Alors que la tension augmente entre Paris et Bamako, le Premier ministre du gouvernement malien, Choguel Kokalla Maïga, dans un discours prononcé, le lundi 7 février 2022, a tenu la France pour responsable de la Partition du Mali à travers son engagement militaire.
Pendant que Paris continue de soutenir les sanctions imposé au Mali par la Cédéao (communauté économique des États de l’Afrique de l’ouest), depuis le 9 janvier. les autorités maliennes accusent la France, ex-puissance coloniale, d’avoir instrumentalisé la Cédéao.
L’objectif est “de nous présenter comme un paria, avec l’objectif inavoué et inavouable à court terme d’asphyxier l’économie afin d’aboutir pour le compte de qui l’on sait et par procuration à la déstabilisation et au renversement des institutions de la transition”, a déclaré M. Maïga.
Dans un contexte où leur légitimité est de plus en plus contesté, ils sont accusé d’avoir déployer des mercenaires russes dans le pays,
par plusieurs plusieurs pays européens dont la France et auxquels s’ajoutent le Canada et les États-Unis.

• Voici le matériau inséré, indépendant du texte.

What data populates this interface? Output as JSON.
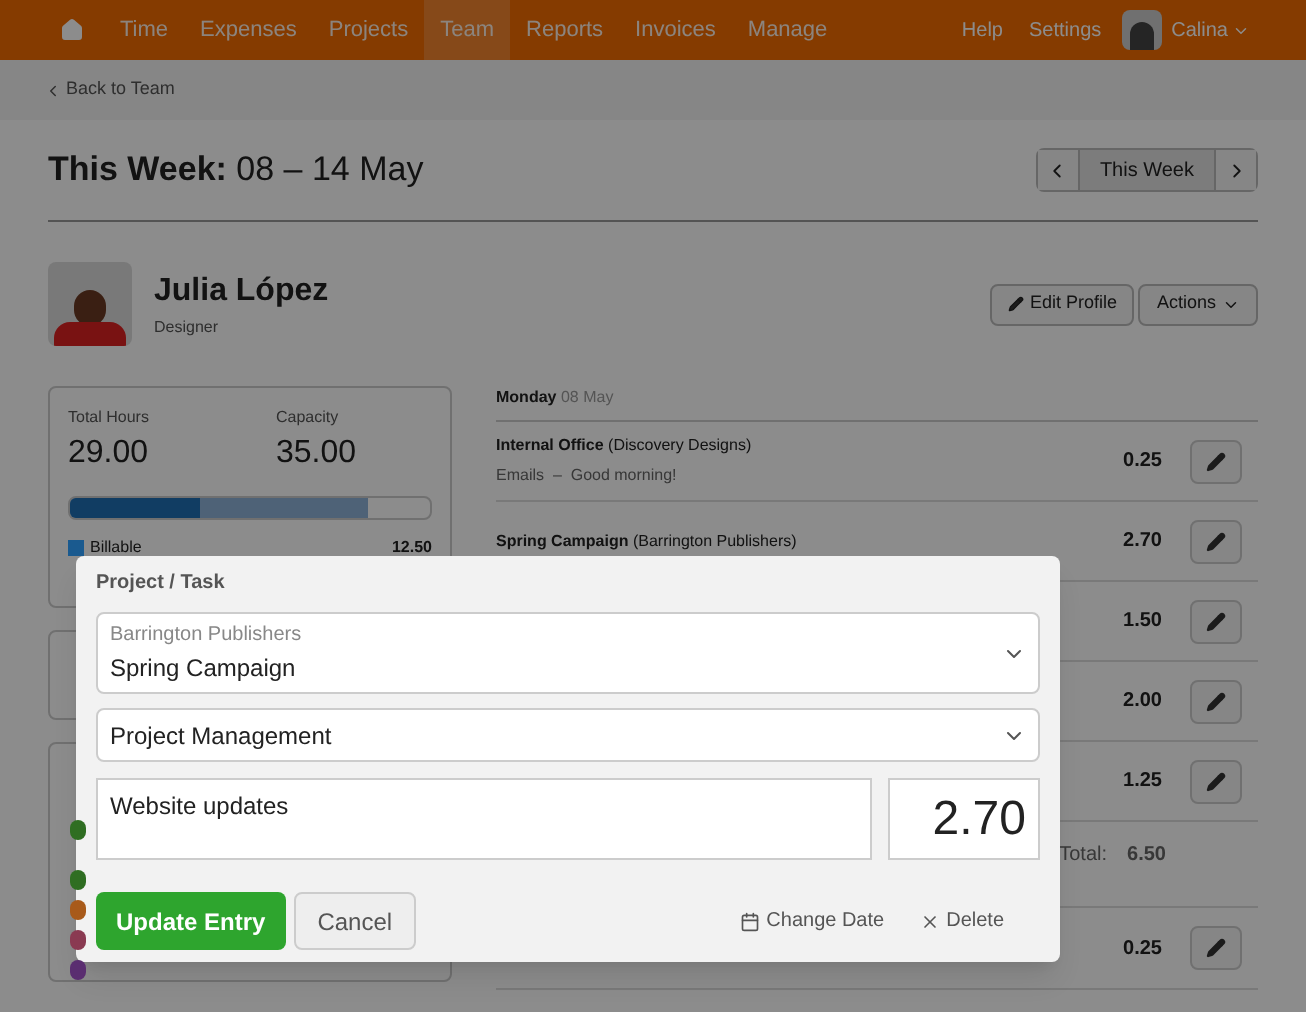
{
  "nav": {
    "items": [
      {
        "label": "Time",
        "selected": false
      },
      {
        "label": "Expenses",
        "selected": false
      },
      {
        "label": "Projects",
        "selected": false
      },
      {
        "label": "Team",
        "selected": true
      },
      {
        "label": "Reports",
        "selected": false
      },
      {
        "label": "Invoices",
        "selected": false
      },
      {
        "label": "Manage",
        "selected": false
      }
    ],
    "right": [
      "Help",
      "Settings"
    ],
    "user": "Calina"
  },
  "back_link": "Back to Team",
  "header": {
    "title": "This Week:",
    "range": "08 – 14 May",
    "week_button": "This Week"
  },
  "person": {
    "name": "Julia López",
    "role": "Designer",
    "buttons": [
      "Edit Profile",
      "Actions"
    ]
  },
  "summary": {
    "total_label": "Total Hours",
    "total": "29.00",
    "capacity_label": "Capacity",
    "capacity": "35.00",
    "bars": [
      {
        "kind": "hours",
        "level": 0.83
      },
      {
        "kind": "billable",
        "level": 0.36
      }
    ],
    "legend": [
      {
        "label": "Billable",
        "value": "12.50",
        "color": "#1a5a8f"
      }
    ]
  },
  "projects_panel": {
    "swatches": [
      {
        "color": "#2f6e22"
      },
      {
        "color": "#2f6e22"
      },
      {
        "color": "#a85a1a"
      },
      {
        "color": "#8a3a52"
      },
      {
        "color": "#5a2d70"
      }
    ]
  },
  "day": {
    "name": "Monday",
    "date": "08 May"
  },
  "entries": [
    {
      "project": "Internal Office",
      "client": "(Discovery Designs)",
      "detail": "Emails  –  Good morning!",
      "hours": "0.25"
    },
    {
      "project": "Spring Campaign",
      "client": "(Barrington Publishers)",
      "hours": "2.70"
    },
    {
      "hours": "1.50"
    },
    {
      "hours": "2.00"
    },
    {
      "hours": "1.25"
    }
  ],
  "total": {
    "label": "Total:",
    "value": "6.50"
  },
  "last_entry": {
    "hours": "0.25"
  },
  "modal": {
    "label": "Project / Task",
    "client": "Barrington Publishers",
    "project": "Spring Campaign",
    "task": "Project Management",
    "notes": "Website updates",
    "hours": "2.70",
    "primary": "Update Entry",
    "cancel": "Cancel",
    "change_date": "Change Date",
    "delete": "Delete"
  }
}
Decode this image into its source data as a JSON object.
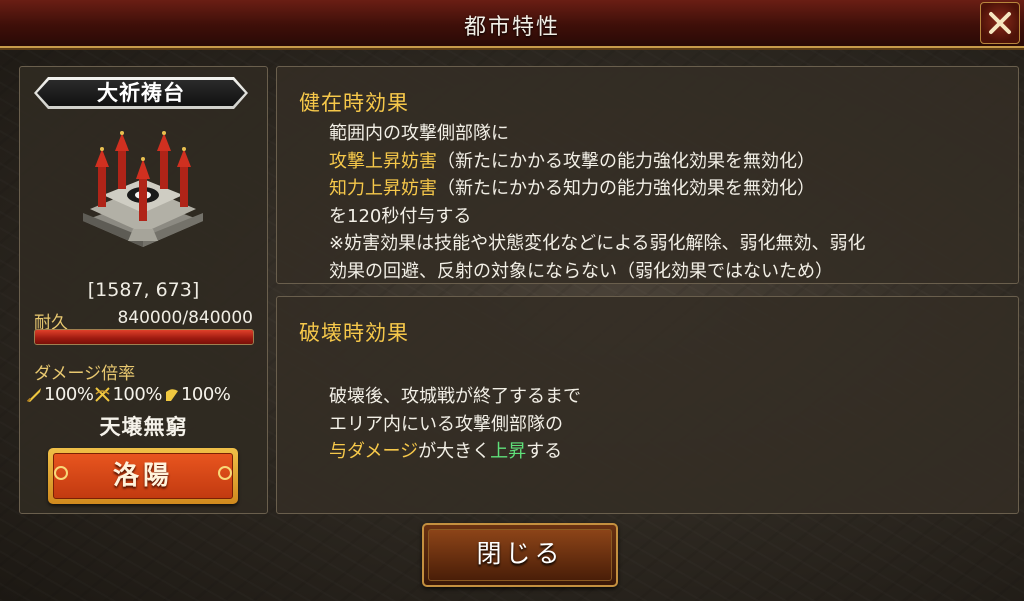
{
  "header": {
    "title": "都市特性"
  },
  "icons": {
    "close": "close-x-icon",
    "building": "altar-building-icon",
    "attack": "sword-icon",
    "crossbow": "bow-icon",
    "intel": "fan-icon"
  },
  "colors": {
    "accent_gold": "#f6c84a",
    "accent_green": "#5fe07a",
    "title_red": "#6a1e14"
  },
  "left_panel": {
    "building_name": "大祈祷台",
    "coords": "[1587, 673]",
    "durability_label": "耐久",
    "durability_value": "840000/840000",
    "durability_fraction": 1.0,
    "damage_label": "ダメージ倍率",
    "damage_multipliers": [
      "100%",
      "100%",
      "100%"
    ],
    "status": "天壌無窮",
    "city_button": "洛陽"
  },
  "effects": {
    "intact": {
      "heading": "健在時効果",
      "line1": "範囲内の攻撃側部隊に",
      "line2_hl": "攻撃上昇妨害",
      "line2_rest": "（新たにかかる攻撃の能力強化効果を無効化）",
      "line3_hl": "知力上昇妨害",
      "line3_rest": "（新たにかかる知力の能力強化効果を無効化）",
      "line4": "を120秒付与する",
      "line5": "※妨害効果は技能や状態変化などによる弱化解除、弱化無効、弱化",
      "line6": "効果の回避、反射の対象にならない（弱化効果ではないため）"
    },
    "destroyed": {
      "heading": "破壊時効果",
      "line1": "破壊後、攻城戦が終了するまで",
      "line2": "エリア内にいる攻撃側部隊の",
      "line3_hl": "与ダメージ",
      "line3_mid": "が大きく",
      "line3_hl2": "上昇",
      "line3_end": "する"
    }
  },
  "footer": {
    "close_label": "閉じる"
  }
}
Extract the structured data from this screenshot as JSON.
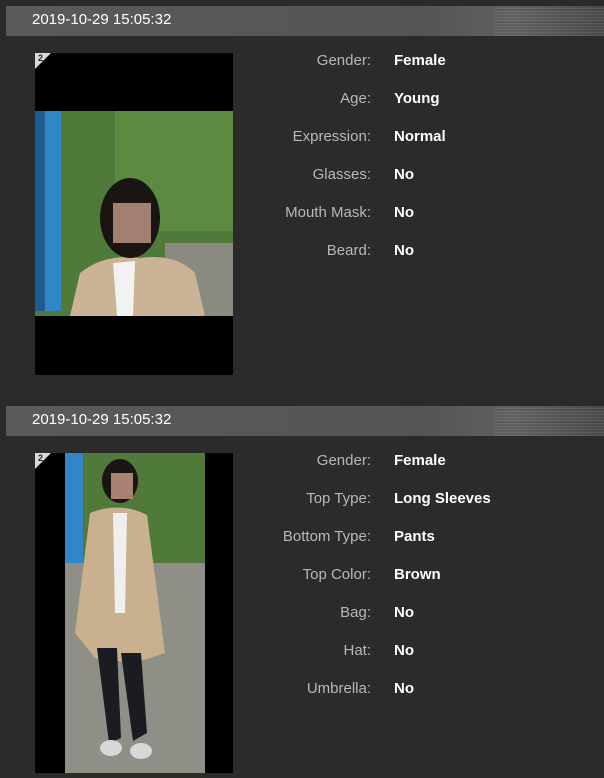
{
  "records": [
    {
      "timestamp": "2019-10-29 15:05:32",
      "badge": "2",
      "attributes": [
        {
          "label": "Gender:",
          "value": "Female"
        },
        {
          "label": "Age:",
          "value": "Young"
        },
        {
          "label": "Expression:",
          "value": "Normal"
        },
        {
          "label": "Glasses:",
          "value": "No"
        },
        {
          "label": "Mouth Mask:",
          "value": "No"
        },
        {
          "label": "Beard:",
          "value": "No"
        }
      ]
    },
    {
      "timestamp": "2019-10-29 15:05:32",
      "badge": "2",
      "attributes": [
        {
          "label": "Gender:",
          "value": "Female"
        },
        {
          "label": "Top Type:",
          "value": "Long Sleeves"
        },
        {
          "label": "Bottom Type:",
          "value": "Pants"
        },
        {
          "label": "Top Color:",
          "value": "Brown"
        },
        {
          "label": "Bag:",
          "value": "No"
        },
        {
          "label": "Hat:",
          "value": "No"
        },
        {
          "label": "Umbrella:",
          "value": "No"
        }
      ]
    }
  ]
}
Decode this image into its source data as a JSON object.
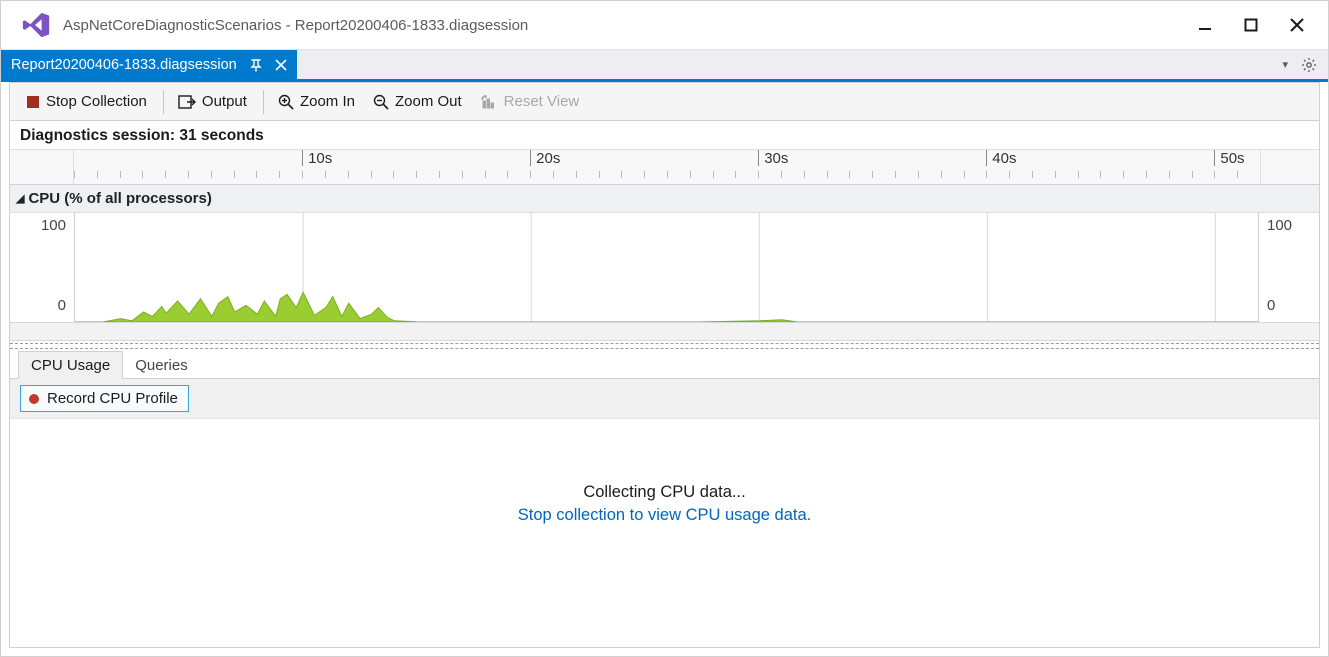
{
  "window": {
    "title": "AspNetCoreDiagnosticScenarios - Report20200406-1833.diagsession"
  },
  "tab": {
    "label": "Report20200406-1833.diagsession"
  },
  "toolbar": {
    "stop_collection": "Stop Collection",
    "output": "Output",
    "zoom_in": "Zoom In",
    "zoom_out": "Zoom Out",
    "reset_view": "Reset View"
  },
  "session": {
    "label": "Diagnostics session: 31 seconds",
    "seconds": 31
  },
  "ruler": {
    "major_ticks": [
      "10s",
      "20s",
      "30s",
      "40s",
      "50s"
    ],
    "visible_seconds": 52
  },
  "lane_cpu": {
    "title": "CPU (% of all processors)",
    "y_max": "100",
    "y_min": "0"
  },
  "bottom_tabs": {
    "cpu_usage": "CPU Usage",
    "queries": "Queries"
  },
  "record": {
    "button_label": "Record CPU Profile"
  },
  "main": {
    "collecting": "Collecting CPU data...",
    "hint": "Stop collection to view CPU usage data."
  },
  "chart_data": {
    "type": "area",
    "title": "CPU (% of all processors)",
    "xlabel": "seconds",
    "ylabel": "CPU %",
    "xlim": [
      0,
      52
    ],
    "ylim": [
      0,
      100
    ],
    "x": [
      0,
      1,
      2,
      2.5,
      3,
      3.4,
      3.8,
      4,
      4.5,
      5,
      5.5,
      6,
      6.3,
      6.7,
      7,
      7.5,
      8,
      8.3,
      8.8,
      9,
      9.3,
      9.7,
      10,
      10.5,
      11,
      11.3,
      11.7,
      12,
      12.5,
      13,
      13.3,
      13.7,
      14,
      15,
      20,
      25,
      30,
      31,
      32,
      52
    ],
    "values": [
      0,
      0,
      4,
      2,
      10,
      6,
      15,
      9,
      20,
      8,
      22,
      6,
      18,
      24,
      10,
      16,
      8,
      20,
      6,
      22,
      26,
      14,
      28,
      7,
      14,
      24,
      6,
      18,
      4,
      8,
      14,
      5,
      2,
      1,
      0,
      0,
      2,
      3,
      0,
      0
    ]
  }
}
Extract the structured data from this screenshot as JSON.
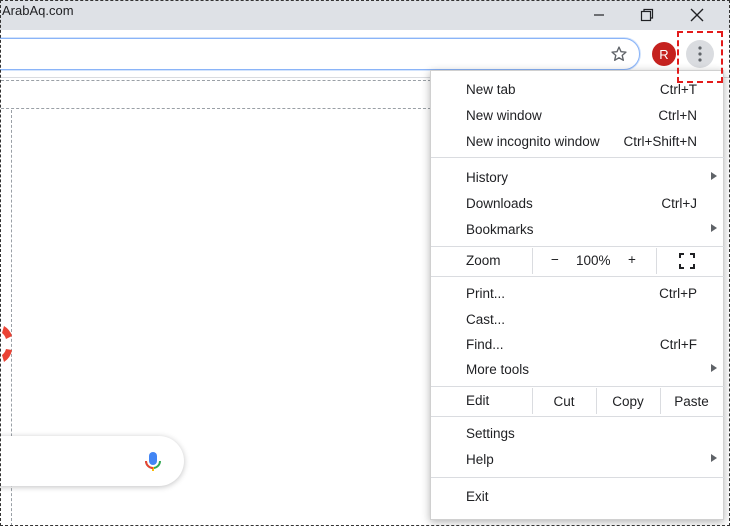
{
  "watermark": "ArabAq.com",
  "toolbar": {
    "avatar_initial": "R"
  },
  "menu": {
    "new_tab": {
      "label": "New tab",
      "shortcut": "Ctrl+T"
    },
    "new_window": {
      "label": "New window",
      "shortcut": "Ctrl+N"
    },
    "new_incognito": {
      "label": "New incognito window",
      "shortcut": "Ctrl+Shift+N"
    },
    "history": {
      "label": "History"
    },
    "downloads": {
      "label": "Downloads",
      "shortcut": "Ctrl+J"
    },
    "bookmarks": {
      "label": "Bookmarks"
    },
    "zoom": {
      "label": "Zoom",
      "minus": "−",
      "value": "100%",
      "plus": "+"
    },
    "print": {
      "label": "Print...",
      "shortcut": "Ctrl+P"
    },
    "cast": {
      "label": "Cast..."
    },
    "find": {
      "label": "Find...",
      "shortcut": "Ctrl+F"
    },
    "more_tools": {
      "label": "More tools"
    },
    "edit": {
      "label": "Edit",
      "cut": "Cut",
      "copy": "Copy",
      "paste": "Paste"
    },
    "settings": {
      "label": "Settings"
    },
    "help": {
      "label": "Help"
    },
    "exit": {
      "label": "Exit"
    }
  },
  "colors": {
    "avatar": "#c5221f",
    "highlight": "#e31b1b",
    "titlebar": "#dee1e6"
  }
}
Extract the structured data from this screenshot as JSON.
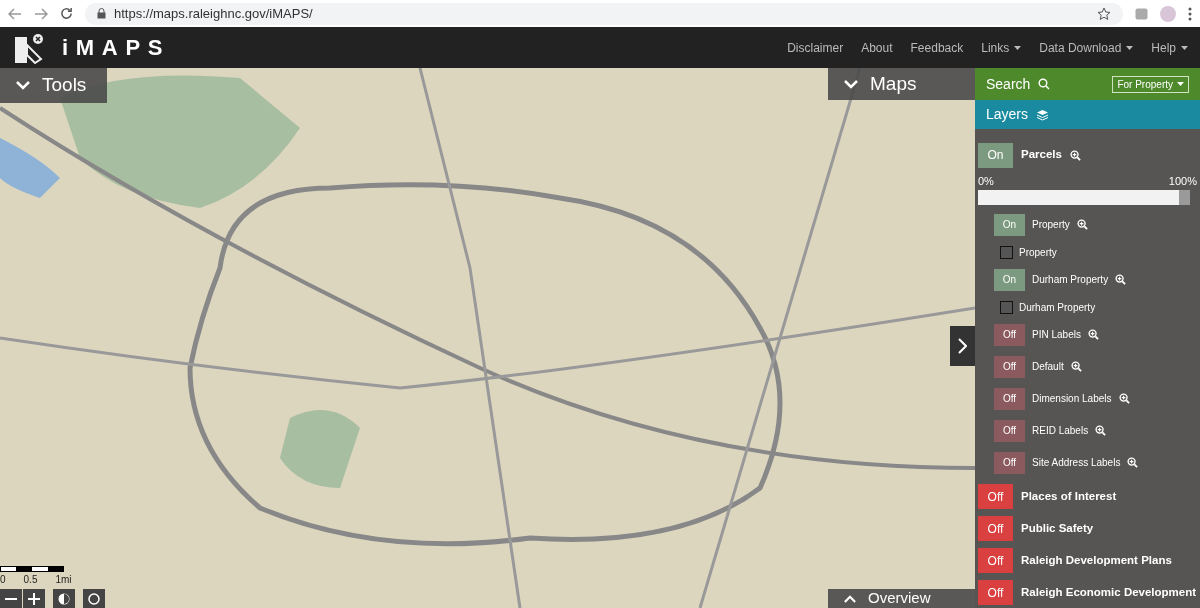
{
  "browser": {
    "url": "https://maps.raleighnc.gov/iMAPS/"
  },
  "app": {
    "title": "iMAPS",
    "nav": [
      {
        "label": "Disclaimer",
        "dropdown": false
      },
      {
        "label": "About",
        "dropdown": false
      },
      {
        "label": "Feedback",
        "dropdown": false
      },
      {
        "label": "Links",
        "dropdown": true
      },
      {
        "label": "Data Download",
        "dropdown": true
      },
      {
        "label": "Help",
        "dropdown": true
      }
    ]
  },
  "tools_panel": {
    "label": "Tools"
  },
  "maps_panel": {
    "label": "Maps"
  },
  "overview_panel": {
    "label": "Overview"
  },
  "search": {
    "label": "Search",
    "scope": "For Property"
  },
  "layers": {
    "label": "Layers",
    "groups": [
      {
        "label": "Parcels",
        "on": true,
        "toggle_text": "On",
        "zoom": true,
        "opacity": {
          "min_label": "0%",
          "max_label": "100%",
          "level": 0.95
        },
        "children": [
          {
            "kind": "toggle",
            "label": "Property",
            "on": true,
            "toggle_text": "On",
            "zoom": true
          },
          {
            "kind": "legend",
            "label": "Property"
          },
          {
            "kind": "toggle",
            "label": "Durham Property",
            "on": true,
            "toggle_text": "On",
            "zoom": true
          },
          {
            "kind": "legend",
            "label": "Durham Property"
          },
          {
            "kind": "toggle",
            "label": "PIN Labels",
            "on": false,
            "toggle_text": "Off",
            "zoom": true
          },
          {
            "kind": "toggle",
            "label": "Default",
            "on": false,
            "toggle_text": "Off",
            "zoom": true
          },
          {
            "kind": "toggle",
            "label": "Dimension Labels",
            "on": false,
            "toggle_text": "Off",
            "zoom": true
          },
          {
            "kind": "toggle",
            "label": "REID Labels",
            "on": false,
            "toggle_text": "Off",
            "zoom": true
          },
          {
            "kind": "toggle",
            "label": "Site Address Labels",
            "on": false,
            "toggle_text": "Off",
            "zoom": true
          }
        ]
      },
      {
        "label": "Places of Interest",
        "on": false,
        "toggle_text": "Off"
      },
      {
        "label": "Public Safety",
        "on": false,
        "toggle_text": "Off"
      },
      {
        "label": "Raleigh Development Plans",
        "on": false,
        "toggle_text": "Off"
      },
      {
        "label": "Raleigh Economic Development",
        "on": false,
        "toggle_text": "Off"
      }
    ]
  },
  "scale_bar": {
    "labels": [
      "0",
      "0.5",
      "1mi"
    ]
  }
}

Des allégations catégoriquement rejetées par les autorités maliennes de transition, qui dénoncent une campagne de dénigrement du Mali et affirme que les combattants russes ne sont pas des mercenaires mais des soldats présents sur la base d’une coopération entre le Mali et la Russie.
Mais lundi, le président russe Vladimir Poutine a contredit cette information en démentant tout lien entre les mercenaires et l’État russe. « Concernant le Mali, M. le Président (Emmanuel Macron) a soulevé cette question à plusieurs reprises, nous en avons discuté et M. le Président connaît notre position : le gouvernement russe, l’État russe n’a rien à voir avec ces entreprises qui opèrent au Mali », a t-il indiqué lors d’une conférence de presse avec le président français Emmanuel Macron.
À rappeler que ces tensions entre le Mali et la France dure depuis plusieurs mois et à conduit à la décision du Mali de cesser toute relation diplomatique avec la France, suite à des jugées ” hostiles et outrageux”du ministre français de l’Europe et des Affaires étrangères, Jean-Yves Le Drian, tenus récemment à l’égard des Autorités maliennes.